The humming sound reminds you of an airconditioned hotel room in Hawaii – except it’s quite a lot louder. André Bögelsack is not on vacation, however; he’s at work. Once again, he’s had to make his way down to the small, windowless basement room to sort out a problem. This is where the SAP UCC at the Technical University of Munich houses its servers – and one of them is refusing to boot up. Bögelsack wants to fix the problem right away, otherwise the UCC administrator and his colleagues will be inundated with phone calls from customers that might not be able to use their SAP systems for training courses, lectures, or research work. In the basement, Bögelsack pulls a hard disk from the defective server and slots it into the server directly below.
All he needs to do now, presumably, is switch the cables to be back in business. “Switch the cables? We don’t do that anymore,” says Bögelsack, recalling his early days at the UCC. Today, he manages this mini data center – whose 50 servers run 120 SAP systems – from his laptop. It is more out of habit than necessity that he trots down to the basement once a day to “see how my babies are doing.” The fact that Bögelsack can take a relaxed turn around the basement is due to an infrastructure that relies entirely on virtualization – and lowers costs for everyone involved.
The virtualization era
When the UCC started operation in 2003, it ran one of Germany’s largest Sun Blade server installations. In 2005, Sun launched the Solaris 10 operating system. The servers were more powerful and could accommodate four or five SAP systems rather than just one. Then, at the end of 2006, Sun brought out Release 11/06 of Solaris 10 and introduced the “zone” concept. This was the beginning of the virtualization era at the UCC.
Zones operate as completely isolated containers that allow operating systems and applications to be virtualized. Each Solaris 10 system includes at least one defined zone, known as the global zone. This zone contains the operating system kernel and the main server services, and is where most of the administrative activities take place.
A global zone can host up to 8,192 local zones.
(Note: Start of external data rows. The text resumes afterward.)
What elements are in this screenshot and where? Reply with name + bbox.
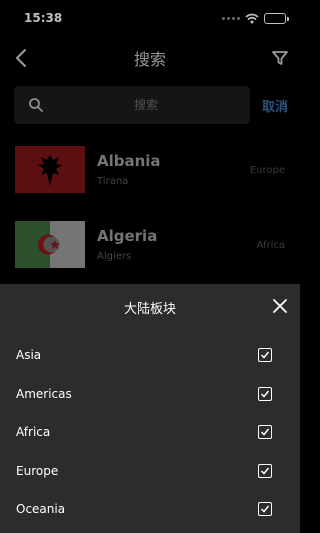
country-name: Algeria xyxy=(97,227,158,245)
continent-option[interactable]: Asia xyxy=(0,337,300,376)
continent-option[interactable]: Europe xyxy=(0,453,300,492)
country-capital: Algiers xyxy=(97,251,132,262)
filter-icon[interactable] xyxy=(270,48,290,68)
search-input[interactable] xyxy=(50,86,242,124)
status-bar: 15:38 xyxy=(0,0,300,36)
wifi-icon xyxy=(245,13,259,23)
continent-option-list: Asia Americas Africa Europe Oceania xyxy=(0,337,300,530)
checkbox-checked-icon[interactable] xyxy=(258,502,272,516)
crescent-star-icon xyxy=(38,234,60,255)
checkbox-checked-icon[interactable] xyxy=(258,386,272,401)
albania-flag xyxy=(15,146,85,193)
country-name: Albania xyxy=(97,152,161,170)
page-title: 搜索 xyxy=(133,50,166,69)
navigation-bar: 搜索 xyxy=(0,36,300,80)
battery-icon xyxy=(264,12,289,24)
checkbox-checked-icon[interactable] xyxy=(258,348,272,362)
country-row[interactable]: Albania Tirana Europe xyxy=(0,138,300,213)
algeria-flag xyxy=(15,221,85,268)
search-box[interactable] xyxy=(14,86,250,124)
country-region: Africa xyxy=(256,240,285,251)
status-time: 15:38 xyxy=(24,11,63,25)
cellular-signal-icon xyxy=(222,16,240,20)
country-row[interactable]: Algeria Algiers Africa xyxy=(0,213,300,288)
continent-label: Europe xyxy=(16,463,59,478)
continent-option[interactable]: Africa xyxy=(0,414,300,453)
continent-label: Africa xyxy=(16,425,51,439)
continent-label: Americas xyxy=(16,386,72,401)
country-list: Albania Tirana Europe Algeria Algiers Af… xyxy=(0,138,300,288)
status-icons xyxy=(222,12,289,24)
continent-option[interactable]: Americas xyxy=(0,376,300,415)
continent-label: Asia xyxy=(16,348,42,362)
continent-filter-sheet: 大陆板块 Asia Americas Africa Europe Oceania xyxy=(0,284,300,533)
sheet-title: 大陆板块 xyxy=(123,302,176,317)
search-row: 取消 xyxy=(0,86,300,126)
checkbox-checked-icon[interactable] xyxy=(258,425,272,439)
country-region: Europe xyxy=(249,165,285,176)
checkbox-checked-icon[interactable] xyxy=(258,463,272,478)
continent-option[interactable]: Oceania xyxy=(0,491,300,530)
close-icon[interactable] xyxy=(272,298,288,314)
cancel-button[interactable]: 取消 xyxy=(262,96,288,115)
country-capital: Tirana xyxy=(97,176,129,187)
search-icon xyxy=(29,98,43,112)
continent-label: Oceania xyxy=(16,502,66,516)
eagle-emblem-icon xyxy=(38,155,62,186)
These are completely separate from each other, thus providing a high degree of security. For virtualization experts, the Sun zone concept is an example of operating system partitioning. Using the Solaris Resource Manager, the required capacities can be dynamically assigned to the relevant zones. At the UCC, the SAP systems run in local zones: one local zone for each part of an SAP system. Each SAP system or part of one can be maintained and restarted independently of the other systems on the same host, and that one zone can be moved to another server. “We can almost completely eliminate downtime,” says Bögelsack. “We’re also a lot more flexible and can respond quickly to whatever requirements our customers have.”
As an example, the training program at an affiliated university advertises a course on Tuesday mornings at which students can practice managing an SAP business intelligence solution based on case studies. When the 20 students simultaneously activate an InfoCube, the zone on which the SAP system is running on the UCC server has to work flat out. The Sun infrastructure comes to the rescue by powering up any extra capacity that is required.
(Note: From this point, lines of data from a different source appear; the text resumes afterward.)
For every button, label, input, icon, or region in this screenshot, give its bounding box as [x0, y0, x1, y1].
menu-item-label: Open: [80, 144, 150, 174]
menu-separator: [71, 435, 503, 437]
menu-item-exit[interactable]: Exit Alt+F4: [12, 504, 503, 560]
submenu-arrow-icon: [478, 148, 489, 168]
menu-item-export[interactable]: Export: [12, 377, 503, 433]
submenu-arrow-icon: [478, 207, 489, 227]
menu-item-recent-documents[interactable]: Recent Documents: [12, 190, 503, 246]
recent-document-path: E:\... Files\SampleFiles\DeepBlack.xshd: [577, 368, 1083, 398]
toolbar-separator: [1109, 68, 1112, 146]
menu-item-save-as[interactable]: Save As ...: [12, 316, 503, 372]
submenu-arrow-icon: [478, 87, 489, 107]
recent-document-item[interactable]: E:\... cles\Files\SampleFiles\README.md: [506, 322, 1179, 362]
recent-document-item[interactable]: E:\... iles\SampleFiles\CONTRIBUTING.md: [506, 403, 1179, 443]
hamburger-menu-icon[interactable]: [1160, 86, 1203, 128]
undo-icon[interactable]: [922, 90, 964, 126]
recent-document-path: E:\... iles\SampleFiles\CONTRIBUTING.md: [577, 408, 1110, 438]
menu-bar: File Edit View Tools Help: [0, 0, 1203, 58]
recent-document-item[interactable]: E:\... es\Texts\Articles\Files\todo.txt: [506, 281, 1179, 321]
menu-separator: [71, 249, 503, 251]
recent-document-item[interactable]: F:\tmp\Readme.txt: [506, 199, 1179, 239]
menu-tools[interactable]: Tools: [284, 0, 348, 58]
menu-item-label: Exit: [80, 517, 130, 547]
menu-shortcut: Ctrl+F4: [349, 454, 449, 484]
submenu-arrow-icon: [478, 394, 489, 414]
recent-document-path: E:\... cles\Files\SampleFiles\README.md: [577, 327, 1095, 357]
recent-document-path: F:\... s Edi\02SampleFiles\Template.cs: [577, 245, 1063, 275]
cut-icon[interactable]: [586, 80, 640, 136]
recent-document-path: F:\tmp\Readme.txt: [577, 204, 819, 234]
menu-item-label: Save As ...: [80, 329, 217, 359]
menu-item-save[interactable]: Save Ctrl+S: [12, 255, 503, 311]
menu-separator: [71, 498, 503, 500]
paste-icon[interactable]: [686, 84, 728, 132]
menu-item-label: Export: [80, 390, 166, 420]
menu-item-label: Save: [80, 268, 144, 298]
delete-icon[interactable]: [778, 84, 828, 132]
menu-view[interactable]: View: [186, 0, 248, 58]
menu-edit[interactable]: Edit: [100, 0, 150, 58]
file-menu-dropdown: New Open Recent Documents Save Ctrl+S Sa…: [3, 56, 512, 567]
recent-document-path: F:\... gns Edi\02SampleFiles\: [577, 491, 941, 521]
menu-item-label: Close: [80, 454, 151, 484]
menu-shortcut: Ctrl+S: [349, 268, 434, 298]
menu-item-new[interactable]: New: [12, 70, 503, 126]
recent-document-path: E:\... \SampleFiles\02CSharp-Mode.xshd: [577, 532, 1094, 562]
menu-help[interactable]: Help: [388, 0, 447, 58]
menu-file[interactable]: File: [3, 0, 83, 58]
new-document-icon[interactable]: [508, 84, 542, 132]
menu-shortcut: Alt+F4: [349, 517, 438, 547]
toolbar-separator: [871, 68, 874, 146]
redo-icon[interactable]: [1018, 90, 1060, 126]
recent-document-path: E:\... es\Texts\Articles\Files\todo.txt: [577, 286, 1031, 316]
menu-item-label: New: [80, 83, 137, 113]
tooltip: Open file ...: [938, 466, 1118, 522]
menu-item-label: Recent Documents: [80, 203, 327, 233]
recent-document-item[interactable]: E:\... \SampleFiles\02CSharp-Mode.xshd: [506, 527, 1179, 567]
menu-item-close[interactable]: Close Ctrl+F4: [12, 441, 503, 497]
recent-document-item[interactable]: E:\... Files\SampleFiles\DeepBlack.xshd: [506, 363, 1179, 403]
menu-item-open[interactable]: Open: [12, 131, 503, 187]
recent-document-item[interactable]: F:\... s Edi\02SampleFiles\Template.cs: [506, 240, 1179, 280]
SAP University Alliances Program
Even on Saturdays, there is no let-up for the UCC servers. On that day, students like to work through what they’ve learned during the week. In addition, many universities hold block seminars lasting several hours. “These peak-load periods alternate with periods when the servers aren’t needed at all,” says Bögelsack. “Virtualization helps us absorb the peak times by dynamically distributing resources without having to constantly buy more hardware.”
With more and more universities looking to profit from the services of the UCC, additional servers would normally have been required long ago. “We are growing with the success of SAP and the SAP University Alliances Program,” says Helmut Krcmar, professor of business informatics at the Technical University of Munich and head of the UCC. But the UCC can’t just keep buying new hardware. Krcmar explains: “Virtualization is our way of dealing with growth.”
The UCC now has some 100 virtual machines running on just 21 servers – and the degree of virtualization is increasing. This enables the UCC to quickly link up new universities to its network without having to wait weeks for new hardware. What’s more, there is aöso a reduction in what Krcmar calls “disk space waste”: Thanks to virtualization, the hard disks in the UCC data center are run at almost full capacity. “This is a key cost argument for us and for our customers.” Before storage virtualization was implemented, only the disk space directly connected to a server could be used: Only one server could benefit from the available disk space. In the virtualized environment, all the servers can profit from it.
The UCC’s customers benefit in another way from its virtualization initiatives. UCC employees conduct ongoing research into how Sun and SAP can increasingly profit from each other through studying virtualization, and how virtualization solutions can help improve capacity use in complex SAP landscapes. As Krcmar says: “We can conduct research on a very practical level here. This benefits hardware and software vendors and enables us to increase the quality of the training we offer for lecturers and students.”
UCC administrator Bögelsack has also learned a great deal in recent years. Without virtualization, it would be almost impossible for him to manage the hardware in the UCC data center singlehandedly. And if he suddenly yearns for the experience of a hotel room in Hawaii, he only has to pop down to the basement.